By Laurel White
A college degree is more likely to be rated as economically “worth it” when local-level income data, rather than state-level data, is used to measure return on investment, according to a new report from UW–Madison researchers.
The report released today by the Student Success Through Applied Research (SSTAR) Lab builds upon existing research about the return on investment (ROI) of college by examining metrics like earnings and economic mobility using local-level earnings data, rather than statewide earnings data. Statewide data has often been used for such analyses.

Nick Hillman, director of the SSTAR Lab and lead author of the report, says attending college can boost students up the economic ladder and reverse economic inequalities — but it doesn’t always “pay off” equally for all students all the time. He says this new report aims to shed more light on the subject.
“There is a degree of uncertainty involved with investing in higher education, and national efforts are underway to help students assess the economic risks and rewards of attending college,” says Hillman, who is also a professor in the School of Education’s Department of Educational Leadership and Policy Analysis.
The report builds upon the work of the Postsecondary Value Commission, an initiative formed by the Bill & Melinda Gates Foundation and the nonprofit, non-partisan Institute for Higher Education Policy. In 2021, the commission developed three core metrics to measure ROI for colleges in the United States: minimum economic return, earnings premium, and economic mobility.
Minimum economic return compares the earnings of high school graduates to college graduates after accounting for the cost of college. Earnings premium compares a graduate’s salary to the median salary of someone with the same degree. Economic mobility measures whether a graduate’s income is higher than at least 60% of incomes statewide.
The new report used income data from the U.S. Census Bureau’s American Community Survey 2017-2021 5-Year Estimates. It framed the data in local “commuting zones,” which are statistically-derived measures of local labor markets based on the U.S. Census Bureau’s journey-to-work data. It found more colleges and universities met or exceeded ROI benchmarks when commuting zone data was used to assess outcomes, rather than statewide data. Institutions located in places with higher shares of poverty, lower incomes, and in more rural areas tended to benefit the most from using local earnings. Overall, 16% more institutions met ROI benchmarks when local data was utilized than when statewide data was utilized.
“Overall, local earnings tend to benefit more institutions and especially those institutions serving students or places that have historically been underrepresented in higher education,” Hillman says. “Using local earnings for this kind of analysis is sorely needed, and it provides more local context and actionable, relevant information for students and institutions.”
Researchers also worked with UW–Madison’s Applied Population Lab to create an interactive tool that allows users to explore local ROI for colleges and universities across the country in more detail.
The project was funded by the Bill & Melinda Gates Foundation.

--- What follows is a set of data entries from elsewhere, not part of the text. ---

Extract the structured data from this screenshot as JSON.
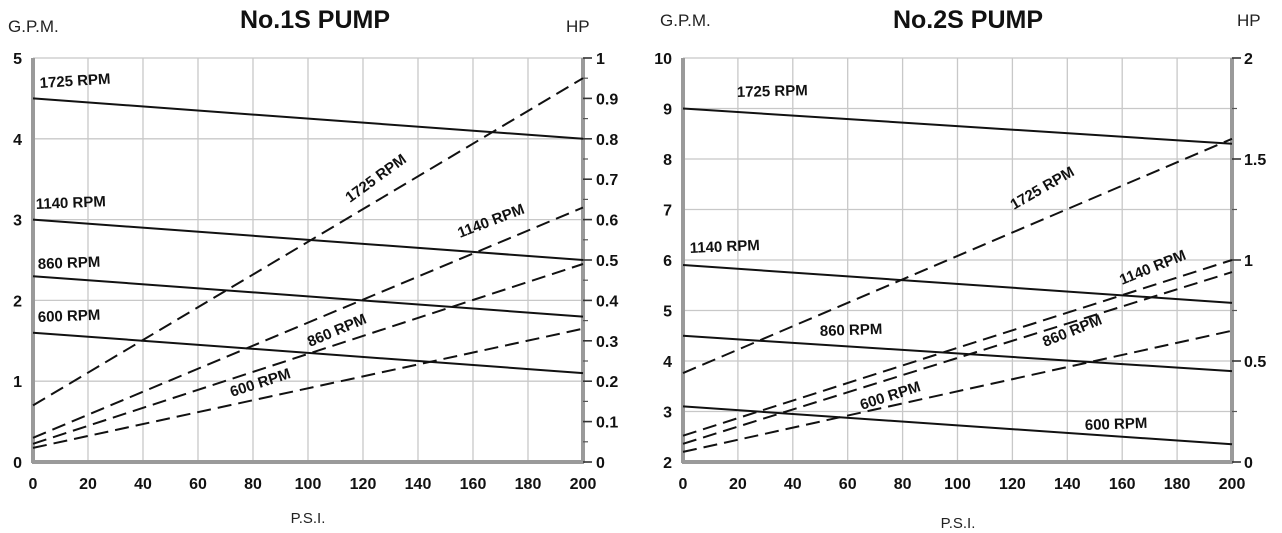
{
  "chart_data": [
    {
      "type": "line",
      "title": "No.1S PUMP",
      "ylabel_left": "G.P.M.",
      "ylabel_right": "HP",
      "xlabel": "P.S.I.",
      "xlim": [
        0,
        200
      ],
      "ylim_left": [
        0,
        5
      ],
      "ylim_right": [
        0,
        1
      ],
      "x_ticks": [
        "0",
        "20",
        "40",
        "60",
        "80",
        "100",
        "120",
        "140",
        "160",
        "180",
        "200"
      ],
      "y_left_ticks": [
        "0",
        "1",
        "2",
        "3",
        "4",
        "5"
      ],
      "y_right_ticks": [
        "0",
        "0.1",
        "0.2",
        "0.3",
        "0.4",
        "0.5",
        "0.6",
        "0.7",
        "0.8",
        "0.9",
        "1"
      ],
      "grid": true,
      "series": [
        {
          "name": "1725 RPM",
          "axis": "left",
          "style": "solid",
          "x": [
            0,
            200
          ],
          "y": [
            4.5,
            4.0
          ]
        },
        {
          "name": "1140 RPM",
          "axis": "left",
          "style": "solid",
          "x": [
            0,
            200
          ],
          "y": [
            3.0,
            2.5
          ]
        },
        {
          "name": "860 RPM",
          "axis": "left",
          "style": "solid",
          "x": [
            0,
            200
          ],
          "y": [
            2.3,
            1.8
          ]
        },
        {
          "name": "600 RPM",
          "axis": "left",
          "style": "solid",
          "x": [
            0,
            200
          ],
          "y": [
            1.6,
            1.1
          ]
        },
        {
          "name": "1725 RPM",
          "axis": "right",
          "style": "dashed",
          "x": [
            0,
            200
          ],
          "y": [
            0.14,
            0.95
          ]
        },
        {
          "name": "1140 RPM",
          "axis": "right",
          "style": "dashed",
          "x": [
            0,
            200
          ],
          "y": [
            0.06,
            0.63
          ]
        },
        {
          "name": "860 RPM",
          "axis": "right",
          "style": "dashed",
          "x": [
            0,
            200
          ],
          "y": [
            0.045,
            0.49
          ]
        },
        {
          "name": "600 RPM",
          "axis": "right",
          "style": "dashed",
          "x": [
            0,
            200
          ],
          "y": [
            0.035,
            0.33
          ]
        }
      ]
    },
    {
      "type": "line",
      "title": "No.2S PUMP",
      "ylabel_left": "G.P.M.",
      "ylabel_right": "HP",
      "xlabel": "P.S.I.",
      "xlim": [
        0,
        200
      ],
      "ylim_left": [
        2,
        10
      ],
      "ylim_right": [
        0,
        2
      ],
      "x_ticks": [
        "0",
        "20",
        "40",
        "60",
        "80",
        "100",
        "120",
        "140",
        "160",
        "180",
        "200"
      ],
      "y_left_ticks": [
        "2",
        "3",
        "4",
        "5",
        "6",
        "7",
        "8",
        "9",
        "10"
      ],
      "y_right_ticks": [
        "0",
        "0.5",
        "1",
        "1.5",
        "2"
      ],
      "grid": true,
      "series": [
        {
          "name": "1725 RPM",
          "axis": "left",
          "style": "solid",
          "x": [
            0,
            200
          ],
          "y": [
            9.0,
            8.3
          ]
        },
        {
          "name": "1140 RPM",
          "axis": "left",
          "style": "solid",
          "x": [
            0,
            200
          ],
          "y": [
            5.9,
            5.15
          ]
        },
        {
          "name": "860 RPM",
          "axis": "left",
          "style": "solid",
          "x": [
            0,
            200
          ],
          "y": [
            4.5,
            3.8
          ]
        },
        {
          "name": "600 RPM",
          "axis": "left",
          "style": "solid",
          "x": [
            0,
            200
          ],
          "y": [
            3.1,
            2.35
          ]
        },
        {
          "name": "1725 RPM",
          "axis": "right",
          "style": "dashed",
          "x": [
            0,
            200
          ],
          "y": [
            0.44,
            1.6
          ]
        },
        {
          "name": "1140 RPM",
          "axis": "right",
          "style": "dashed",
          "x": [
            0,
            200
          ],
          "y": [
            0.13,
            1.0
          ]
        },
        {
          "name": "860 RPM",
          "axis": "right",
          "style": "dashed",
          "x": [
            0,
            200
          ],
          "y": [
            0.09,
            0.94
          ]
        },
        {
          "name": "600 RPM",
          "axis": "right",
          "style": "dashed",
          "x": [
            0,
            200
          ],
          "y": [
            0.05,
            0.65
          ]
        }
      ]
    }
  ]
}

The SSTAR Lab is a research-practice partnership embedded in the Division of Enrollment Management. Its research focuses on issues related to college opportunity and student success. The lab’s mission is to produce and elevate practical research aimed at reducing barriers, improving equity, and supporting student success in higher education.
Hillman also consistently serves as a national expert on financing higher education, including student loans and government debt relief.
The full report, “Calculating the Return on Investment in Postsecondary Education: Differences in State vs. Local Earnings,” is available online.